Gastronomie Janine Keller 25.10.2021

Serie «Tea Time» (Teil 2): Tee zelebrieren

Tee trinken ist mehr als Kräuter mit heissem Wasser zu übergiessen. Dies zeigt Teemeisterin Ivy Fang im Rahmen einer traditionellen chinesischen Teezeremonie.

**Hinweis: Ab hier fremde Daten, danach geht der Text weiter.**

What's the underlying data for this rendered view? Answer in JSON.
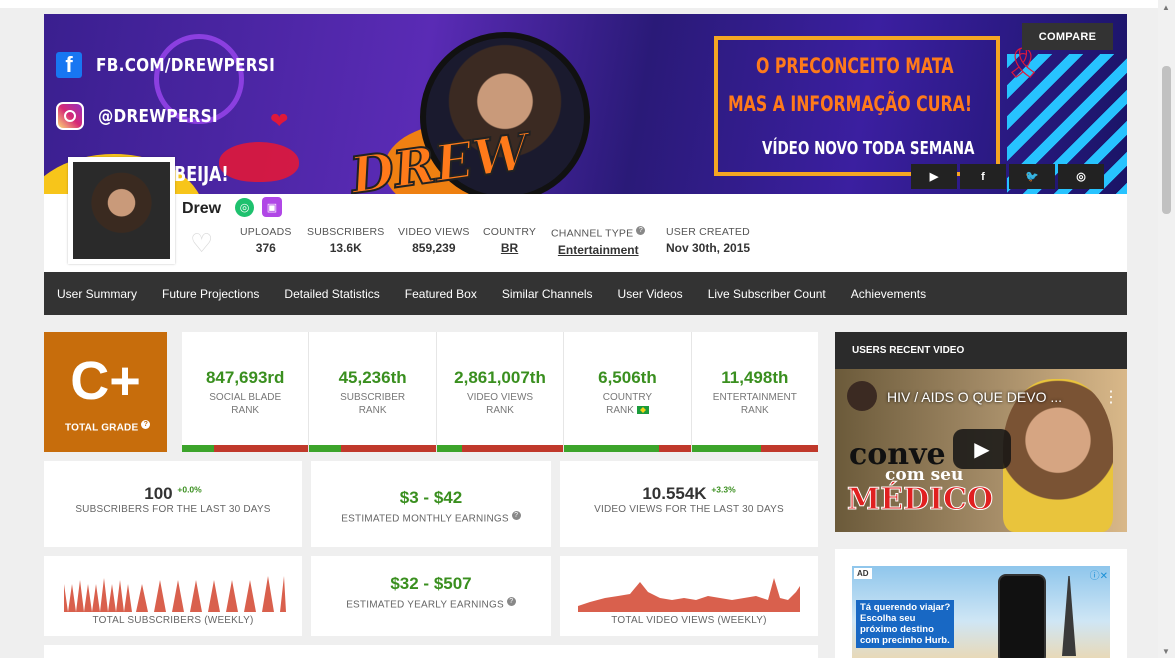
{
  "banner": {
    "fb_text": "FB.COM/DREWPERSI",
    "ig_text": "@DREWPERSI",
    "beija": "BEIJA!",
    "drew_art": "DREW",
    "message_line1": "O PRECONCEITO MATA",
    "message_line2": "MAS A INFORMAÇÃO CURA!",
    "message_line3": "VÍDEO NOVO TODA SEMANA",
    "compare_label": "COMPARE",
    "social_icons": [
      "youtube-icon",
      "facebook-icon",
      "twitter-icon",
      "instagram-icon"
    ],
    "social_glyphs": [
      "▶",
      "f",
      "🐦",
      "◎"
    ]
  },
  "profile": {
    "name": "Drew",
    "stats": {
      "uploads": {
        "label": "UPLOADS",
        "value": "376"
      },
      "subscribers": {
        "label": "SUBSCRIBERS",
        "value": "13.6K"
      },
      "video_views": {
        "label": "VIDEO VIEWS",
        "value": "859,239"
      },
      "country": {
        "label": "COUNTRY",
        "value": "BR"
      },
      "channel_type": {
        "label": "CHANNEL TYPE",
        "value": "Entertainment"
      },
      "user_created": {
        "label": "USER CREATED",
        "value": "Nov 30th, 2015"
      }
    }
  },
  "nav": {
    "items": [
      "User Summary",
      "Future Projections",
      "Detailed Statistics",
      "Featured Box",
      "Similar Channels",
      "User Videos",
      "Live Subscriber Count",
      "Achievements"
    ]
  },
  "grade": {
    "letter": "C+",
    "label": "TOTAL GRADE"
  },
  "ranks": [
    {
      "value": "847,693rd",
      "label": "SOCIAL BLADE\nRANK",
      "fill": 0.25
    },
    {
      "value": "45,236th",
      "label": "SUBSCRIBER\nRANK",
      "fill": 0.25
    },
    {
      "value": "2,861,007th",
      "label": "VIDEO VIEWS\nRANK",
      "fill": 0.2
    },
    {
      "value": "6,506th",
      "label": "COUNTRY\nRANK",
      "fill": 0.75
    },
    {
      "value": "11,498th",
      "label": "ENTERTAINMENT\nRANK",
      "fill": 0.55
    }
  ],
  "cards": {
    "subs30": {
      "value": "100",
      "change": "+0.0%",
      "label": "SUBSCRIBERS FOR THE LAST 30 DAYS"
    },
    "monthly": {
      "value": "$3  -  $42",
      "label": "ESTIMATED MONTHLY EARNINGS"
    },
    "views30": {
      "value": "10.554K",
      "change": "+3.3%",
      "label": "VIDEO VIEWS FOR THE LAST 30 DAYS"
    },
    "weekly_subs": {
      "label": "TOTAL SUBSCRIBERS (WEEKLY)"
    },
    "yearly": {
      "value": "$32  -  $507",
      "label": "ESTIMATED YEARLY EARNINGS"
    },
    "weekly_views": {
      "label": "TOTAL VIDEO VIEWS (WEEKLY)"
    }
  },
  "recent_video": {
    "header": "USERS RECENT VIDEO",
    "title": "HIV / AIDS O QUE DEVO ...",
    "thumb_word1": "conve",
    "thumb_word2": "com seu",
    "thumb_word3": "MÉDICO"
  },
  "ad": {
    "tag": "AD",
    "close": "ⓘ✕",
    "promo": "Tá querendo viajar?\nEscolha seu\npróximo destino\ncom precinho Hurb."
  },
  "colors": {
    "grade_bg": "#c76d0c",
    "rank_green": "#3a8f1f",
    "bar_red": "#c0392b",
    "bar_green": "#3ca42b",
    "nav_bg": "#333333",
    "sparkline": "#d9604d"
  }
}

Tee ist wie das Leben: Manchmal schmeckt er zuerst bitter, bevor er süss wird. Das sind die Worte von Teemeisterin Ivy Fang. Die gebürtige Chinesin lebt seit 2005 in der Schweiz und führt hier regelmässig Teezeremonien durch. So auch heute in Henau (SG). Zehn chinesische Frauen und ich stehen versammelt um einen in Grün- und Brauntönen dekorierten Tisch, auf dem feinstes chinesisches Geschirr und filigrane Figürchen sorgfältig drapiert sind. Die Dekoration ist nicht zufällig. Jede Zeremonie wird einem bestimmten Thema gewidmet, passend zu Ort und Zeitpunkt. Auf dem Tisch stehen unter anderem eine kleine Schneckenfigur und Blumen – Ivy Fang hat das Thema Garten für den heutigen Anlass gewählt. «Der Garten steht für mich für die Zeit zwischen Frühling und Sommer.» Alles scheint sorgfältig geplant. Ich stelle mich auf ein bedächtiges, strukturiertes Ritual ein und werde eines Besseren belehrt. Denn am heutigen Anlass wird laut gelacht und diskutiert. Die Kombination aus Struktur und Zwanglosigkeit wird mich heute noch einige Male überraschen.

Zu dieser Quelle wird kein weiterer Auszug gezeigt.